Remembering how efficient
everyone was
and how concerned
as they leaned over you
badges dangling,
measuring your blood pressure.

today I watch the ambulance
from afar
 soon I will
get my own badge
so I can draw all this…
and all that….

       He listened and the other guy standing there listened….and we smiled….the ghost of my father dissipated into thin air and it was just me and these two guys and my disappointment standing there.
     I took the elevator back up to first floor and got off. I told the woman at the desk that I didn’t get my badge after all. Then I presented myself as formally as I could and asked if this would be a good time to draw her?
So I drew the stars in her hair, her face, her dark navy blue sweater. I drew her hair very carefully and the stars in her hair which were somehow mystically twinkling at me from the far reaches of the night sky. I drew her smile, her lanyard and her badge. She liked the drawing very much. I said I was there to honor her… I treasured the moment and it revealed itself.

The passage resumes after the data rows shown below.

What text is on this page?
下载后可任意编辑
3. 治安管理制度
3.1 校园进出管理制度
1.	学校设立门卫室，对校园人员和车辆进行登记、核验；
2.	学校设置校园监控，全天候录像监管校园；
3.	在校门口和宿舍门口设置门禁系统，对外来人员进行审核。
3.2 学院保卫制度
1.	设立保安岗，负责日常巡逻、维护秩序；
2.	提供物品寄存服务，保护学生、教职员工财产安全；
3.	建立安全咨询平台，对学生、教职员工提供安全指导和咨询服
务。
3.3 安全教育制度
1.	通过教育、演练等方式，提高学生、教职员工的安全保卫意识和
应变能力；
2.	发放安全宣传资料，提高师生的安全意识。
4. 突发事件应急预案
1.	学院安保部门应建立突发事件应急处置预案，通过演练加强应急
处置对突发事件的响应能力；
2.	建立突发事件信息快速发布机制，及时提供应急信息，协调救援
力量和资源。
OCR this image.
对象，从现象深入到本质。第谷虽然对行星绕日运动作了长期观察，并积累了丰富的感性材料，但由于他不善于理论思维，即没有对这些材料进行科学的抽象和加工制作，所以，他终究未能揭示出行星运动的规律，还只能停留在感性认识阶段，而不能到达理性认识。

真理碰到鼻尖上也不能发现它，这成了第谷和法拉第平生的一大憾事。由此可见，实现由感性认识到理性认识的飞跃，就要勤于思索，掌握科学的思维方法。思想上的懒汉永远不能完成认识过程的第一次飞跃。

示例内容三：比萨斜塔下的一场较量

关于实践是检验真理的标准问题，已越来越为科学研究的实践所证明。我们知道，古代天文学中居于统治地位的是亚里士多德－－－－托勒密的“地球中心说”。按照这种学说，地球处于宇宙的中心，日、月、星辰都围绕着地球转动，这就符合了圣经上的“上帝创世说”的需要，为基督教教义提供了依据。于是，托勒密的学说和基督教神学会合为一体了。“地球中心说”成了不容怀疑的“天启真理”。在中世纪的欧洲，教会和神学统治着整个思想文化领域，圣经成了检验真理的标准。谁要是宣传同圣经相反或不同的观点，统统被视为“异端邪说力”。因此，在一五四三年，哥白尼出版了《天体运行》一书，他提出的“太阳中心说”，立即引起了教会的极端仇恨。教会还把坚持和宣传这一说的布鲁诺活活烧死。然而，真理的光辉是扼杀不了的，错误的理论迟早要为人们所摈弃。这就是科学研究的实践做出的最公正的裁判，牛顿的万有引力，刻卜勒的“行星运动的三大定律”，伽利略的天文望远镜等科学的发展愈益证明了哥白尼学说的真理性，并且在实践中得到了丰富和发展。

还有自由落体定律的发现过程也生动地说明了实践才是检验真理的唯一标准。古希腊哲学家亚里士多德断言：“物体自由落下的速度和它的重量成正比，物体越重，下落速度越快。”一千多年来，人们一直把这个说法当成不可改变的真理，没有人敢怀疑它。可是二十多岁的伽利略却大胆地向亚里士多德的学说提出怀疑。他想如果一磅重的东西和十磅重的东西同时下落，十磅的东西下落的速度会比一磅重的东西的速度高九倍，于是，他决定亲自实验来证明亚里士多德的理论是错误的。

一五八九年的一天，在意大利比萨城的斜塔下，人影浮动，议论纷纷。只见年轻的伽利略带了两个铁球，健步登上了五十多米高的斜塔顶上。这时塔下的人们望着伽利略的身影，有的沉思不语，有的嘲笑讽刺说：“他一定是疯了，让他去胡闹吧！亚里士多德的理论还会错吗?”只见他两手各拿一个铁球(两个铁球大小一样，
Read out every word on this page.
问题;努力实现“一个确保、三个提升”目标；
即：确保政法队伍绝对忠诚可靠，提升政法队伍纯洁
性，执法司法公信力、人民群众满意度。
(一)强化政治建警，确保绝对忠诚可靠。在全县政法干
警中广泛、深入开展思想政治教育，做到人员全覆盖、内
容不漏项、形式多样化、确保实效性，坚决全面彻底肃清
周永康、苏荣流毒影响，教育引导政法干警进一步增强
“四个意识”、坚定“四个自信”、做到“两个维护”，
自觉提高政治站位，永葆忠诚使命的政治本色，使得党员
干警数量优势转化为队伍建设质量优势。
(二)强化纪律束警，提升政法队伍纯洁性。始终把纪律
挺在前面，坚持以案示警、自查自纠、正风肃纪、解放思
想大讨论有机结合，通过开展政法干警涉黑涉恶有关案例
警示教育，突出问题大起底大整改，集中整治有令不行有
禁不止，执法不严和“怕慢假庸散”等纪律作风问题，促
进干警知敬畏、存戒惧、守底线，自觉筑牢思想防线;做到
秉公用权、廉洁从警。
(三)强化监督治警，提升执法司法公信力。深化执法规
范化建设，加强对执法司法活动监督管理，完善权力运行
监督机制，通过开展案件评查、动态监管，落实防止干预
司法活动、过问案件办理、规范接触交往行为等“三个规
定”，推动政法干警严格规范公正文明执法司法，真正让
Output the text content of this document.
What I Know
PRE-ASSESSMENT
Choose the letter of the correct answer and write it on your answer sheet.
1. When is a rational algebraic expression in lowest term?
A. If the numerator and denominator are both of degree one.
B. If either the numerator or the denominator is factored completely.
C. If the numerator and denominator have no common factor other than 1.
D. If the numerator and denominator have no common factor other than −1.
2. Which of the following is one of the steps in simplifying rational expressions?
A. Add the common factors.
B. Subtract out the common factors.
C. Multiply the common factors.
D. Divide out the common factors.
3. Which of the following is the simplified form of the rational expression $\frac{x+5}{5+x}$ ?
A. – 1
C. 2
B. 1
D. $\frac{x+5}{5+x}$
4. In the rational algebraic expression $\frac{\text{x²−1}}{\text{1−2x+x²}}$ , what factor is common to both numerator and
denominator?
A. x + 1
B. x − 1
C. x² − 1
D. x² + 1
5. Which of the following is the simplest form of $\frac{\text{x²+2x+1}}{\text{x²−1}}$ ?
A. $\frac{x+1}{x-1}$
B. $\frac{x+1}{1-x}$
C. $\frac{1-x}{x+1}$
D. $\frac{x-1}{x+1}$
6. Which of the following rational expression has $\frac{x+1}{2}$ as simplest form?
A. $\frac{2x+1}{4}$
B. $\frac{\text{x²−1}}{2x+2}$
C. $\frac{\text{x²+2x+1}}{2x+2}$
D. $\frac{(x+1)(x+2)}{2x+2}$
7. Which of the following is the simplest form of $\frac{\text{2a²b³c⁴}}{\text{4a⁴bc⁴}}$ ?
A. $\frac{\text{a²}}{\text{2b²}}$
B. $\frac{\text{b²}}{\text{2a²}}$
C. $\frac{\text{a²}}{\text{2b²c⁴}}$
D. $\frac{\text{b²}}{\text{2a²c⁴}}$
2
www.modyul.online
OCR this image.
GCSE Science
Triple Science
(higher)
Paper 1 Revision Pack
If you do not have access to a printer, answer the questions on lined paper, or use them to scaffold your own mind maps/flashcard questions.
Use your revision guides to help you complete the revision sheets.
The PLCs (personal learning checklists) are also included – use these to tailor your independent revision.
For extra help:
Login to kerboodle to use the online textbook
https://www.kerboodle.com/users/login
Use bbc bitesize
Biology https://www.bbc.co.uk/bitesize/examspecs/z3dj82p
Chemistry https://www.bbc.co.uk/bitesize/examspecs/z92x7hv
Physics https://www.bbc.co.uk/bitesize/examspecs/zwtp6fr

        I left and went upstairs to cross the sky way to get over to the purple building where I would go down to the basement to have my mantox looked at.
     Like every good person with a phone I sat down to check my phone and scroll through my messages. As I sat on the red metal bench I heard a groan and looked up to see a man in a wheelchair struggling along. He had a long thin face, straight out of an El Greco painting. He was a large man in one of those big wheelchairs I have pushed many times. I asked him where he was going and if he needed help. He said he was going to the Purple building. I said I can take you there and thus I came to push *George with his struggles across the skyway. First I carefully lifted his feet onto the wheelchair pads and off we went. We talked about the weather on the way over and how hard it is to get around.
     You might think I was being nice and that he needed me to push him across the skyway to the Purple Building but really I needed him to show me the way. He showed me how many people the hospital serves, what a struggle it is to get around in winter, how helpless at times people can be and yet how resilient. Yes I needed him as much as he needed me.
    We waited a long time for the elevator to come. Just when I thought it would never come we finally got on. There was a guy on the elevator with his ear phones on.  We rode down together. I pushed his wheel chair out the elevator door and as I reluctantly let him off at the first floor I knew he’d make his way. I knew it wouldn’t be easy, but he’d do it even though I felt helpless letting him go. I made my way down to the basement where I got my mantox read and it was fine.
      I took the elevator back up and crossed the skyway again. I found my way to the Spiritual Center where I walked the quiet inner labyrinth that mirrors the outer labyrinth of getting everything in order to work here at the hospital. As I walked the inner labyrinth I remembered all the times it was just me, Josh, a room with machines and tubes, an occasional nurse and hopefully dthe Divine Hand fluttering around like a butterfly, waiting to land.
      I walked with determination back to my car on the sunny side of the street. Somewhere far above me the stars were twinkling down on me smiling........ I could feel them.